L’industrie de la récupération est inquiète de la perte d’un aussi vaste marché comme la Chine et c’est aussi le cas de Récupération Mauricie où l’on attache sa ceinture puisque le choc de cette décision pourrait frapper fort... ou pas.

Récupération Mauricie est inquiète

Saint-Étienne-des-Grès — La Régie de gestion des matières résiduelles de la Mauricie et son principal partenaire, Récupération Mauricie, attendent, non sans inquiétude, les effets de la fermeture du marché chinois, prévue d’ici la fin de l’année, à l’importation de certaines matières récupérées recyclables.

En juillet dernier, la Chine avait annoncé à l’Organisation mondiale du commerce qu’elle fermait désormais ses frontières à l’importation de papiers mixtes, de polyéthylène, PVC et polystyrène, de textiles et de scories de vanadium.

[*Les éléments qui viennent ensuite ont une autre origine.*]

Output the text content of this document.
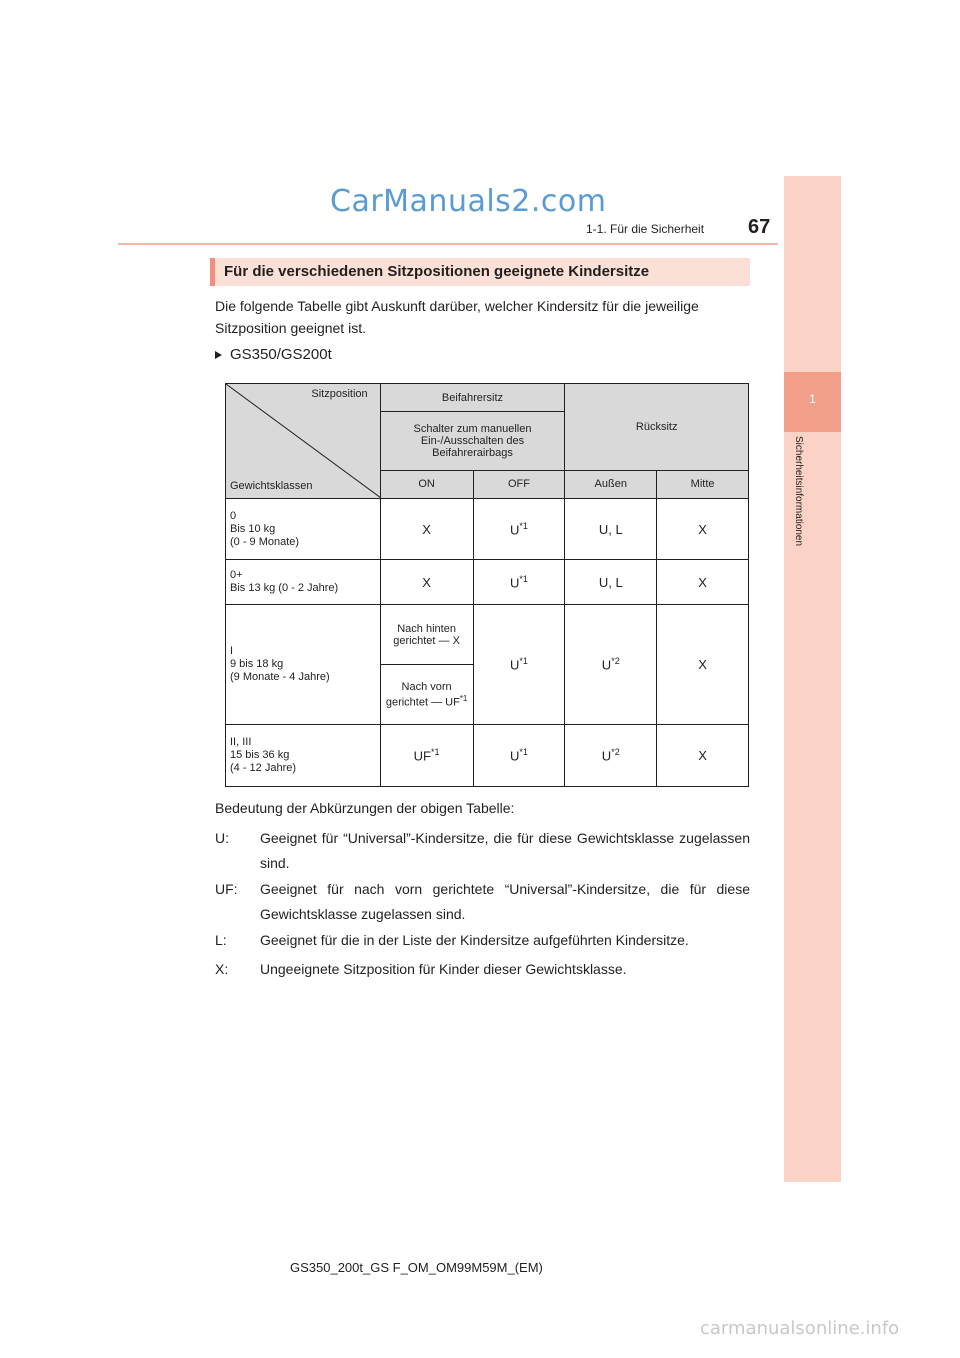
CarManuals2.com
1-1. Für die Sicherheit 67
1
Sicherheitsinformationen
Für die verschiedenen Sitzpositionen geeignete Kindersitze
Die folgende Tabelle gibt Auskunft darüber, welcher Kindersitz für die jeweilige Sitzposition geeignet ist.
GS350/GS200t
Sitzposition
Gewichtsklassen	Beifahrersitz		Rücksitz	
	Schalter zum manuellen Ein-/Ausschalten des Beifahrerairbags			
	ON	OFF	Außen	Mitte

0
Bis 10 kg
(0 - 9 Monate)	X	$U^{*1}$	U, L	X

0+
Bis 13 kg (0 - 2 Jahre)	X	$U^{*1}$	U, L	X

I
9 bis 18 kg
(9 Monate - 4 Jahre)	Nach hinten gerichtet — X	$U^{*1}$	$U^{*2}$	X
	Nach vorn gerichtet — UF$^{*1}$

II, III
15 bis 36 kg
(4 - 12 Jahre)	UF$^{*1}$	$U^{*1}$	$U^{*2}$	X
Bedeutung der Abkürzungen der obigen Tabelle:
U:	Geeignet für “Universal”-Kindersitze, die für diese Gewichtsklasse zugelassen sind.
UF:	Geeignet für nach vorn gerichtete “Universal”-Kindersitze, die für diese Gewichtsklasse zugelassen sind.
L:	Geeignet für die in der Liste der Kindersitze aufgeführten Kindersitze.
X:	Ungeeignete Sitzposition für Kinder dieser Gewichtsklasse.
GS350_200t_GS F_OM_OM99M59M_(EM)
carmanualsonline.info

Selon Resource Recycling, la Chine a procédé à des inspections minutieuses des deux tiers de ses compagnies de recyclage et constaté de nombreuses infractions environnementales. Certaines de ces entreprises ont dû fermer leurs portes. 

Il appert que de grandes quantités de déchets, voire de matières dangereuses, ont été trouvées dans les matières recyclables importées par ce pays. Ces matières, a indiqué le gouvernement chinois, menacent la santé de sa population de même que son environnement.

L’industrie de la récupération est inquiète de la perte d’un aussi vaste marché et c’est aussi le cas de Récupération Mauricie où l’on attache sa ceinture puisque le choc de cette décision pourrait frapper fort... ou pas. 

«Il y a eu des impacts concrets au cours des derniers mois», constate le directeur général de Récupération Mauricie, Daniel Cassivi, mais personne ne sait encore jusqu’à quel point ils s’aggraveront. Même les courtiers n’en sont pas encore certains, dit-il.

Daniel Cassivi indique qu’il entend en effet deux discours différents émanant du milieu. Premier son de cloche: un coup dur surviendrait en 2018 qui pourrait être semblable à la crise de 2008, voire pire, alors que les récupérateurs furent obligés d’enfouir leurs matières ou même de payer pour s’en départir. Cette crise avait frappé la région durement.

L’autre écho qui vient aux oreilles de Récupération Mauricie est beaucoup plus positif. Il y a des courtiers qui sont en effet à la recherche d’autres marchés en Asie, principalement en Corée, en Malaisie et en Turquie.

S’il y a espoir de s’en tirer avec ces marchés, il n’est toutefois pas garanti que le prix sera aussi bon qu’avec la Chine, nuance le directeur général.

Récupération Mauricie ne vend fort heureusement pas toutes ses matières en Chine. Certaines matières plastiques trouvent preneurs localement, chez Soleno Recyclage d’Yamachiche, par exemple, ou ailleurs en Amérique du Nord indique M. Cassivi. «Pour le papier journal, on fait affaire avec des courtiers», dit-il, de même que pour les fameux sacs de plastique.

L’exportation demeure donc le noyau dur de la survie de RM puisque 60 % des matières qu’elle récupère, du carton et du papier pour la plupart, s’en vont à l’étranger, ce qui représente rien de moins que 50 % de ses revenus.

RM a traité entre 38 000 et 40 000 tonnes de matières par année, depuis 2014, dont 7000 tonnes vendues par année de carton, entre 2015 et 2017 et 20 000 tonnes de papier.

Les récupérateurs du Québec sont en discussion depuis plusieurs mois au sujet des impacts de la décision chinoise. «On attend. On essaie de voir venir les coups», indique M. Cassivi

On se met aussi en mode solution en améliorant la qualité des matières qui sont exportées. Depuis août, «on a remarqué que nos courtiers devenaient plus exigeants au niveau de la qualité. Ils nous ont rendu visite pour nous expliquer la situation», dit-il.

On sait que RM est sur le point d’annoncer un projet de modernisation de 2,7 millions $ dans son centre de tri de Saint-Étienne-des-Grès. Récupération Mauricie, rappelons-le, appartient à 49 % à la Régie de gestion des matières résiduelles de la Mauricie et à 51 % au Groupe RCM. Cet investissement, qui était prévu depuis plusieurs années, permettra d’améliorer grandement la qualité des matières triées sur place.

Depuis qu’il a commencé à sentir les impacts de la décision de la Chine, en août, RM est allé au-devant des coups en ajoutant des postes de triage et des postes de contrôle de la qualité afin d’améliorer la qualité de ses matières exportées.

M. Cassivi souhaite que des discussions s’amorcent avec Éco Entreprises Québec et Recyc-Québec «pour voir comment ils peuvent nous aider dans cette période-là.» «Pour nous, c’est important que le recyclage continue. Si l’on arrêtait, ce serait beaucoup d’années d’efforts de perdues.»